Bitcoin miners are vacuuming coal towns in Kentucky, spurred by state tax incentives – Marketingwithanoy

Bitcoin mining rigs have been arriving in Kentucky by truck since Governor Andy Beshear passed two laws in March 2021 to encourage bitcoin miners to establish their roots in the southeastern state.

Senate Bill 255 extends the Commonwealth’s clean energy-based incentives to miners providing a minimum capital investment of $1 million, while Kentucky House Bill 230 provides miners with a number of tax breaks.

In the year since their approval, both Kentucky and mining companies have reaped the benefits of the legislation. As of October 2021, Kentucky accounted for 18.7% of the United States’ total Bitcoin hashrate, second to 19.9% ​​in New York, according to data from Foundry Digital, a subsidiary of crypto giant Digital Currency Group.

Bitcoin mining is a decentralized computing process that allows miners to add new blocks of verified bitcoin transactions to the Bitcoin blockchain. Over the years, bitcoin mining has become more competitive and has resulted in miners typically requiring expensive equipment and cheap electricity to capitalize on their efforts. Of the 21 million total bitcoin supply, about 90% of bitcoin (about 19 million) has been mined in the past 13 years.

Blockware Solutions, a blockchain infrastructure and cryptocurrency mining company, announced Tuesday that it has opened its flagship mining facility in Belfry, Kentucky, a city of fewer than 500 people near the border with West Virginia.

“I hope that a region known for coal mining will now benefit from this different form of mining,” Kentucky State Representative Angie Hatton said in a statement. “I also hope the significant electricity needs will help stabilize our steep housing rates. It would mean the world if our families could save money while Blockware Solutions is literally creating it.”

The flagship location in Kentucky is about the size of a Costco and is one of Blockware’s three planned locations in the state, Blockware CEO Mason Jappa told Marketingwithanoy.

“In the economy and the region we are in, the fact that there is an energy grid is great, but there aren’t many energy consumers like us in the region, so if we can reduce large amounts of energy, we add stability to the grid.” said Jappa.

The data center is repurposing a coal mining site that has been abandoned for decades and will launch at 20 megawatts, equivalent to powering a small rural town of 5,000 people annually, he added.

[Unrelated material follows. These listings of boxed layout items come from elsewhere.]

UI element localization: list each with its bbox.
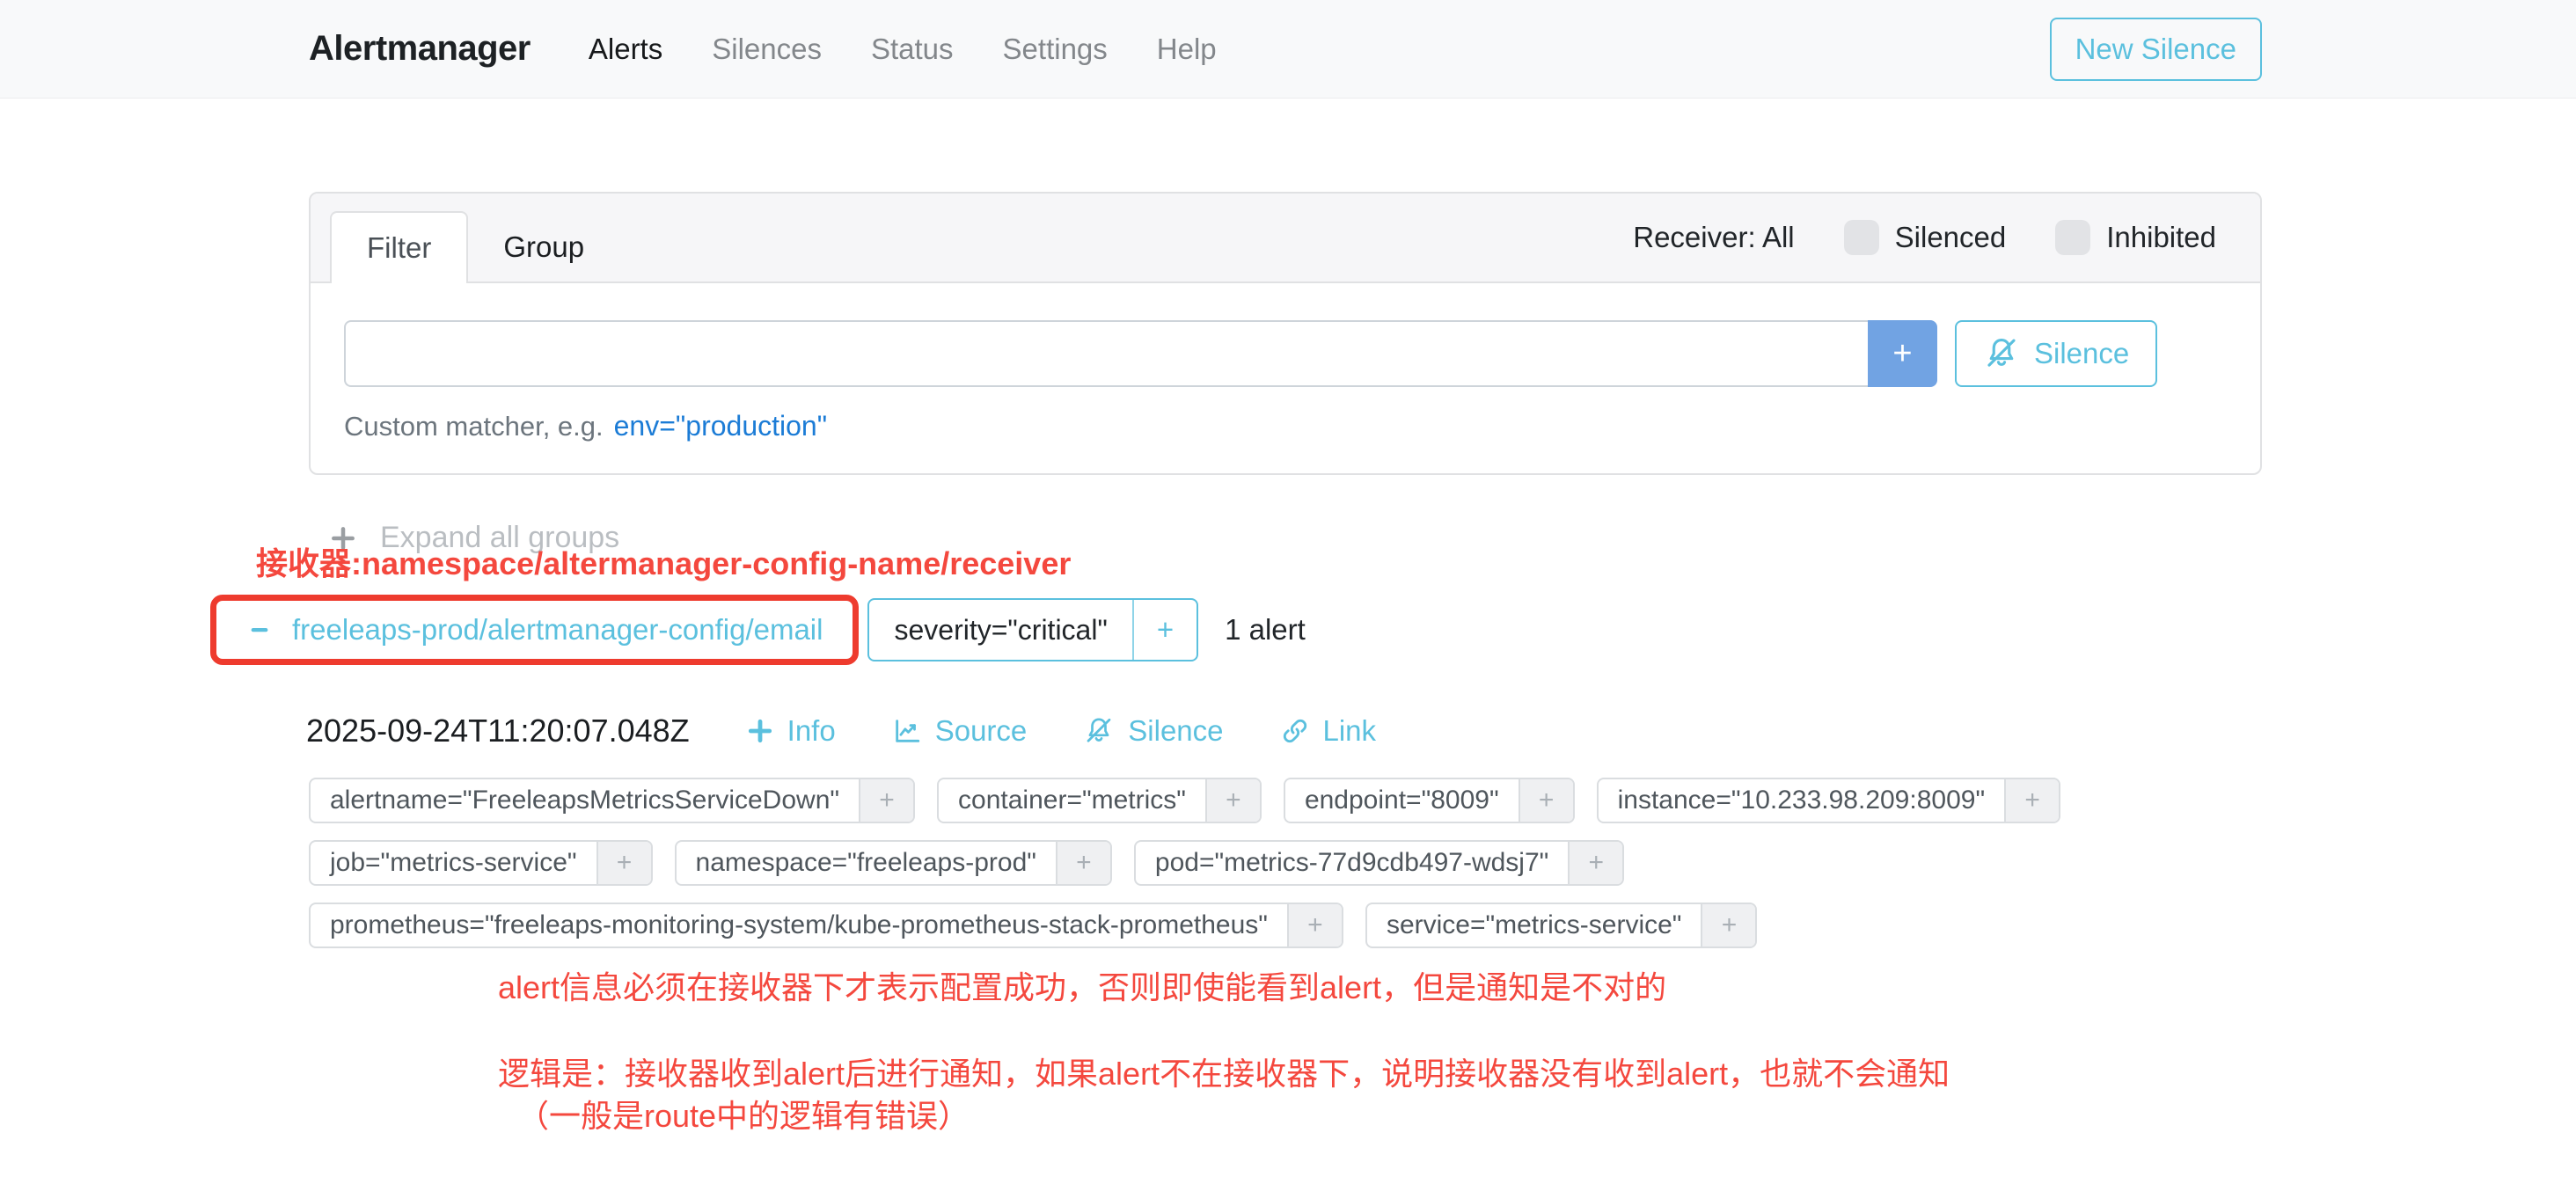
filter-card: Filter Group Receiver: All Silenced Inhi… bbox=[309, 192, 2262, 475]
tab-group[interactable]: Group bbox=[468, 211, 619, 283]
silenced-checkbox[interactable] bbox=[1844, 220, 1879, 255]
label-tag-text[interactable]: pod="metrics-77d9cdb497-wdsj7" bbox=[1136, 842, 1568, 884]
label-row: job="metrics-service" + namespace="freel… bbox=[309, 840, 2060, 886]
alert-count: 1 alert bbox=[1225, 613, 1306, 647]
annotation-highlight-box: freeleaps-prod/alertmanager-config/email bbox=[210, 595, 859, 665]
label-tag-add-button[interactable]: + bbox=[1568, 842, 1622, 884]
label-tag: pod="metrics-77d9cdb497-wdsj7" + bbox=[1134, 840, 1624, 886]
label-tag-add-button[interactable]: + bbox=[1287, 904, 1342, 946]
group-matcher-pill: severity="critical" + bbox=[867, 598, 1198, 661]
label-tag-text[interactable]: namespace="freeleaps-prod" bbox=[677, 842, 1056, 884]
nav-item-silences[interactable]: Silences bbox=[712, 33, 822, 66]
filter-card-body: + Silence Custom matcher, e.g. env="prod… bbox=[311, 283, 2260, 442]
silence-filter-label: Silence bbox=[2034, 337, 2129, 370]
label-row: prometheus="freeleaps-monitoring-system/… bbox=[309, 903, 2060, 948]
label-tag-add-button[interactable]: + bbox=[1205, 779, 1260, 822]
matcher-input[interactable] bbox=[344, 320, 1868, 387]
annotation-line-1: alert信息必须在接收器下才表示配置成功，否则即使能看到alert，但是通知是… bbox=[498, 962, 1666, 1008]
receiver-filter[interactable]: Receiver: All bbox=[1633, 221, 1794, 254]
label-tag-add-button[interactable]: + bbox=[596, 842, 651, 884]
label-tag-text[interactable]: instance="10.233.98.209:8009" bbox=[1599, 779, 2004, 822]
main-nav: Alerts Silences Status Settings Help bbox=[589, 33, 1217, 66]
filter-options: Receiver: All Silenced Inhibited bbox=[1633, 194, 2216, 281]
top-navbar: Alertmanager Alerts Silences Status Sett… bbox=[0, 0, 2576, 99]
inhibited-label[interactable]: Inhibited bbox=[2106, 221, 2216, 254]
label-tag-text[interactable]: endpoint="8009" bbox=[1285, 779, 1519, 822]
silence-action-label: Silence bbox=[1128, 714, 1223, 748]
receiver-group-row: freeleaps-prod/alertmanager-config/email… bbox=[210, 595, 1306, 665]
nav-item-alerts[interactable]: Alerts bbox=[589, 33, 662, 66]
label-tag: prometheus="freeleaps-monitoring-system/… bbox=[309, 903, 1343, 948]
new-silence-button[interactable]: New Silence bbox=[2050, 18, 2262, 81]
label-tag-add-button[interactable]: + bbox=[1701, 904, 1755, 946]
label-tag-add-button[interactable]: + bbox=[859, 779, 913, 822]
silence-filter-button[interactable]: Silence bbox=[1955, 320, 2157, 387]
label-tag: instance="10.233.98.209:8009" + bbox=[1597, 778, 2060, 823]
group-matcher-add-button[interactable]: + bbox=[1132, 600, 1197, 660]
alert-labels: alertname="FreeleapsMetricsServiceDown" … bbox=[309, 778, 2060, 948]
label-tag-add-button[interactable]: + bbox=[1056, 842, 1110, 884]
label-tag-text[interactable]: prometheus="freeleaps-monitoring-system/… bbox=[311, 904, 1287, 946]
label-tag: endpoint="8009" + bbox=[1284, 778, 1575, 823]
app-brand[interactable]: Alertmanager bbox=[309, 29, 531, 69]
minus-icon bbox=[246, 617, 273, 643]
filter-tabs: Filter Group bbox=[330, 211, 619, 283]
group-matcher-label[interactable]: severity="critical" bbox=[869, 600, 1131, 660]
chart-line-icon bbox=[892, 716, 922, 746]
nav-item-status[interactable]: Status bbox=[871, 33, 954, 66]
annotation-receiver-note: 接收器:namespace/altermanager-config-name/r… bbox=[256, 538, 1071, 584]
label-row: alertname="FreeleapsMetricsServiceDown" … bbox=[309, 778, 2060, 823]
label-tag: alertname="FreeleapsMetricsServiceDown" … bbox=[309, 778, 915, 823]
inhibited-checkbox[interactable] bbox=[2055, 220, 2090, 255]
source-action-label: Source bbox=[935, 714, 1028, 748]
link-action-label: Link bbox=[1323, 714, 1377, 748]
source-action[interactable]: Source bbox=[892, 714, 1028, 748]
label-tag-text[interactable]: alertname="FreeleapsMetricsServiceDown" bbox=[311, 779, 859, 822]
helper-example-link[interactable]: env="production" bbox=[614, 410, 827, 442]
label-tag-text[interactable]: container="metrics" bbox=[939, 779, 1205, 822]
silenced-label[interactable]: Silenced bbox=[1895, 221, 2007, 254]
silence-action[interactable]: Silence bbox=[1083, 714, 1223, 748]
nav-item-settings[interactable]: Settings bbox=[1003, 33, 1108, 66]
helper-text: Custom matcher, e.g. bbox=[344, 411, 604, 442]
label-tag-add-button[interactable]: + bbox=[2004, 779, 2059, 822]
label-tag-add-button[interactable]: + bbox=[1519, 779, 1573, 822]
filter-card-header: Filter Group Receiver: All Silenced Inhi… bbox=[311, 194, 2260, 283]
label-tag-text[interactable]: service="metrics-service" bbox=[1367, 904, 1701, 946]
annotation-line-3: （一般是route中的逻辑有错误） bbox=[517, 1091, 970, 1136]
label-tag: container="metrics" + bbox=[937, 778, 1262, 823]
bell-slash-icon bbox=[1083, 715, 1115, 747]
receiver-group-link[interactable]: freeleaps-prod/alertmanager-config/email bbox=[292, 613, 823, 647]
tab-filter[interactable]: Filter bbox=[330, 211, 468, 283]
label-tag: namespace="freeleaps-prod" + bbox=[675, 840, 1112, 886]
info-action[interactable]: Info bbox=[746, 714, 836, 748]
info-action-label: Info bbox=[787, 714, 836, 748]
label-tag: job="metrics-service" + bbox=[309, 840, 653, 886]
bell-slash-icon bbox=[1983, 335, 2020, 372]
link-icon bbox=[1280, 716, 1310, 746]
nav-item-help[interactable]: Help bbox=[1157, 33, 1217, 66]
matcher-helper: Custom matcher, e.g. env="production" bbox=[344, 410, 2227, 442]
add-matcher-button[interactable]: + bbox=[1868, 320, 1937, 387]
alert-detail-row: 2025-09-24T11:20:07.048Z Info Source bbox=[306, 713, 1376, 749]
alert-timestamp: 2025-09-24T11:20:07.048Z bbox=[306, 713, 690, 749]
annotation-line-2: 逻辑是：接收器收到alert后进行通知，如果alert不在接收器下，说明接收器没… bbox=[498, 1049, 1950, 1094]
label-tag: service="metrics-service" + bbox=[1365, 903, 1758, 948]
matcher-input-row: + Silence bbox=[344, 320, 2227, 387]
link-action[interactable]: Link bbox=[1280, 714, 1377, 748]
plus-icon bbox=[746, 717, 774, 745]
label-tag-text[interactable]: job="metrics-service" bbox=[311, 842, 596, 884]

“We found the perfect cocktail of everything we needed: political sustainability, cheap energy and support in the local economy, as well as in an environmentally friendly, healthy and cool environment,” said Jappa.

Abandoned coal mines aren’t the only locations getting a facelift. Vacant real estate across the country, from steel mills in Illinois to forgotten warehouses in Oklahoma and parts of the Midwest, is being used, Nick Hansen, CEO of a Bitcoin hashrate management platform Luxor, told Marketingwithanoy.

“Most of these places have the power capability built in by default, which is perfect for bitcoin miners to get in and start using,” Hansen said. “These old manufacturing cities are turning into bitcoin cities.”